The Tar-Aiym Krang
- Cover of the first edition
- Author: Alan Dean Foster
- Cover artist: Dean Ellis
- Language: English
- Genre: Science fiction
- Publisher: Ballantine Books
- Publication date: 1972
- Publication place: United States
- Media type: Print (Paperback)
- Pages: 251 pp
- ISBN: 0-345-02547-4
- OCLC: 18914467
- Preceded by: For Love of Mother-Not
- Followed by: Orphan Star

= The Tar-Aiym Krang =

1972 novel by Alan Dean Foster

The Tar-Aiym Krang (1972) is a science fiction novel by American writer Alan Dean Foster. It is Foster's first published novel and started both his Humanx Commonwealth universe and his two most popular recurring characters, Pip and Philip Lynx ("Flinx"). The book is second chronologically in the Pip and Flinx series.

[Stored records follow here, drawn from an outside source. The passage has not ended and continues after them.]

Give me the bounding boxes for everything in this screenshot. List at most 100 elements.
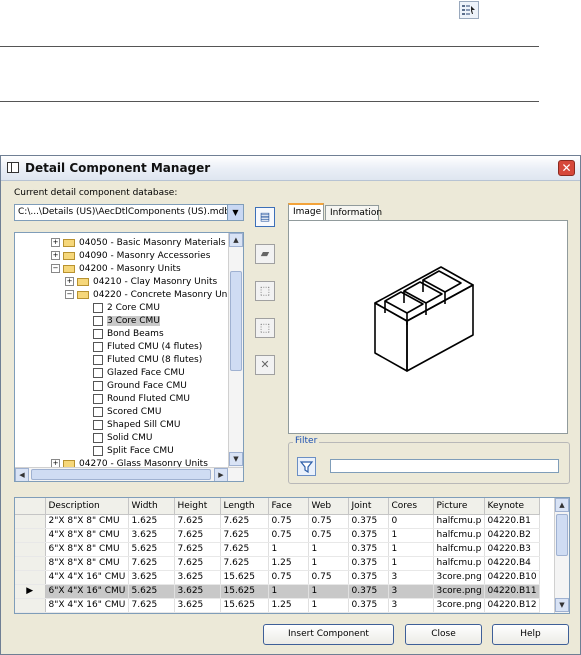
table-cell[interactable]: 7.625 xyxy=(220,528,269,543)
filter-input[interactable] xyxy=(330,459,559,473)
table-cell[interactable]: 8"X 8"X 8" CMU xyxy=(45,556,129,571)
table-cell[interactable]: 04220.B4 xyxy=(484,556,540,571)
filter-button[interactable] xyxy=(297,457,316,476)
table-cell[interactable]: 04220.B2 xyxy=(484,528,540,543)
table-cell[interactable]: 4"X 4"X 16" CMU xyxy=(45,570,129,585)
add-group-button[interactable]: ▰ xyxy=(255,244,275,264)
tree-item[interactable]: Split Face CMU xyxy=(93,445,174,458)
scroll-down-arrow-icon[interactable]: ▼ xyxy=(555,598,569,612)
tree-vertical-scrollbar[interactable]: ▲ ▼ xyxy=(228,233,243,467)
table-cell[interactable]: 3core.png xyxy=(433,570,485,585)
table-row[interactable]: 6"X 8"X 8" CMU 5.625 7.625 7.625 1 1 0.375 1 hal… xyxy=(15,542,540,557)
tab-information[interactable]: Information xyxy=(325,205,382,220)
row-indicator[interactable] xyxy=(15,528,46,543)
table-cell[interactable]: 1.25 xyxy=(268,598,309,613)
tree-item[interactable]: Round Fluted CMU xyxy=(93,393,190,406)
table-cell[interactable]: 1 xyxy=(268,584,309,599)
expand-icon[interactable]: + xyxy=(51,251,60,260)
column-header[interactable]: Description xyxy=(45,498,129,515)
table-cell[interactable]: 0.375 xyxy=(348,584,389,599)
column-header[interactable]: Height xyxy=(174,498,221,515)
database-combo[interactable]: C:\...\Details (US)\AecDtlComponents (US… xyxy=(14,204,244,221)
table-cell[interactable]: 3 xyxy=(388,570,434,585)
table-cell[interactable]: 0.375 xyxy=(348,570,389,585)
delete-button[interactable]: ✕ xyxy=(255,355,275,375)
column-header[interactable]: Keynote xyxy=(484,498,540,515)
scroll-left-arrow-icon[interactable]: ◀ xyxy=(15,468,29,481)
table-row[interactable]: 8"X 8"X 8" CMU 7.625 7.625 7.625 1.25 1 0.375 1… xyxy=(15,556,540,571)
tree-item[interactable]: Shaped Sill CMU xyxy=(93,419,180,432)
table-cell[interactable]: 1 xyxy=(388,542,434,557)
tab-image[interactable]: Image xyxy=(288,203,324,220)
expand-icon[interactable]: + xyxy=(65,277,74,286)
table-cell[interactable]: 7.625 xyxy=(128,598,175,613)
table-cell[interactable]: 0.75 xyxy=(308,528,349,543)
scroll-up-arrow-icon[interactable]: ▲ xyxy=(229,233,243,247)
table-cell[interactable]: 5.625 xyxy=(128,584,175,599)
edit-database-button[interactable]: ▤ xyxy=(255,207,275,227)
table-cell[interactable]: 0.75 xyxy=(268,528,309,543)
tree-item[interactable]: Ground Face CMU xyxy=(93,380,187,393)
table-cell[interactable]: 4"X 8"X 8" CMU xyxy=(45,528,129,543)
table-cell[interactable]: halfcmu.p xyxy=(433,542,485,557)
table-cell[interactable]: 3core.png xyxy=(433,598,485,613)
tree-item[interactable]: − 04200 - Masonry Units xyxy=(51,263,181,276)
table-cell[interactable]: 7.625 xyxy=(220,514,269,529)
table-cell[interactable]: 2"X 8"X 8" CMU xyxy=(45,514,129,529)
table-cell[interactable]: 1 xyxy=(308,598,349,613)
tree-scroll-thumb[interactable] xyxy=(230,271,242,371)
table-cell[interactable]: 6"X 8"X 8" CMU xyxy=(45,542,129,557)
table-cell[interactable]: 0.375 xyxy=(348,528,389,543)
table-cell[interactable]: 15.625 xyxy=(220,598,269,613)
scroll-right-arrow-icon[interactable]: ▶ xyxy=(214,468,228,481)
table-cell[interactable]: 0.375 xyxy=(348,514,389,529)
tree-hscroll-thumb[interactable] xyxy=(31,469,211,480)
tree-item[interactable]: Fluted CMU (4 flutes) xyxy=(93,341,202,354)
column-header[interactable]: Length xyxy=(220,498,269,515)
collapse-icon[interactable]: − xyxy=(65,290,74,299)
table-cell[interactable]: 7.625 xyxy=(128,556,175,571)
table-cell[interactable]: 04220.B12 xyxy=(484,598,540,613)
table-cell[interactable]: 7.625 xyxy=(220,542,269,557)
column-header[interactable]: Face xyxy=(268,498,309,515)
table-cell[interactable]: 1 xyxy=(308,584,349,599)
table-cell[interactable]: 3.625 xyxy=(128,528,175,543)
table-cell[interactable]: 0.75 xyxy=(308,514,349,529)
row-indicator[interactable] xyxy=(15,556,46,571)
tree-item[interactable]: Bond Beams xyxy=(93,328,164,341)
collapse-icon[interactable]: − xyxy=(51,264,60,273)
properties-icon[interactable] xyxy=(459,1,479,19)
table-scroll-thumb[interactable] xyxy=(556,514,568,556)
table-cell[interactable]: 0.75 xyxy=(308,570,349,585)
edit-component-button[interactable]: ⬚ xyxy=(255,318,275,338)
column-header[interactable]: Web xyxy=(308,498,349,515)
table-vertical-scrollbar[interactable]: ▲ ▼ xyxy=(554,498,569,613)
tree-item[interactable]: 3 Core CMU xyxy=(93,315,160,328)
column-header[interactable]: Width xyxy=(128,498,175,515)
tree-item[interactable]: Solid CMU xyxy=(93,432,152,445)
table-cell[interactable]: 6"X 4"X 16" CMU xyxy=(45,584,129,599)
table-cell[interactable]: halfcmu.p xyxy=(433,514,485,529)
table-cell[interactable]: 0.75 xyxy=(268,514,309,529)
tree-item[interactable]: 2 Core CMU xyxy=(93,302,160,315)
add-component-button[interactable]: ⬚ xyxy=(255,281,275,301)
table-cell[interactable]: 3.625 xyxy=(174,598,221,613)
table-cell[interactable]: 04220.B3 xyxy=(484,542,540,557)
table-cell[interactable]: 3 xyxy=(388,598,434,613)
table-cell[interactable]: 0.375 xyxy=(348,556,389,571)
table-cell[interactable]: 7.625 xyxy=(174,542,221,557)
table-cell[interactable]: 04220.B11 xyxy=(484,584,540,599)
table-cell[interactable]: 1 xyxy=(388,556,434,571)
table-cell[interactable]: 7.625 xyxy=(174,556,221,571)
close-button[interactable]: Close xyxy=(405,624,482,645)
tree-item[interactable]: +04210 - Clay Masonry Units xyxy=(65,276,217,289)
table-row[interactable]: ▶ 6"X 4"X 16" CMU 5.625 3.625 15.625 1 1 0.375 3… xyxy=(15,584,540,599)
table-cell[interactable]: 0 xyxy=(388,514,434,529)
table-cell[interactable]: halfcmu.p xyxy=(433,556,485,571)
table-cell[interactable]: 1.625 xyxy=(128,514,175,529)
table-cell[interactable]: 8"X 4"X 16" CMU xyxy=(45,598,129,613)
table-cell[interactable]: 7.625 xyxy=(174,528,221,543)
table-cell[interactable]: 04220.B10 xyxy=(484,570,540,585)
scroll-up-arrow-icon[interactable]: ▲ xyxy=(555,498,569,512)
chevron-down-icon[interactable]: ▼ xyxy=(227,205,243,220)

The story follows Flinx, an orphan and a thief, as he loots a starmap from a dead body, that leads to a strange alien artifact on an abandoned world. This simple, chance adventure is the beginning of Flinx's quest to discover the identities of his parents and the source of his strange mental abilities.

==In popular culture==
The members of Pink and Brown and Brian Gibson of Lightning Bolt formed a side project called Tar-Aiym Krang.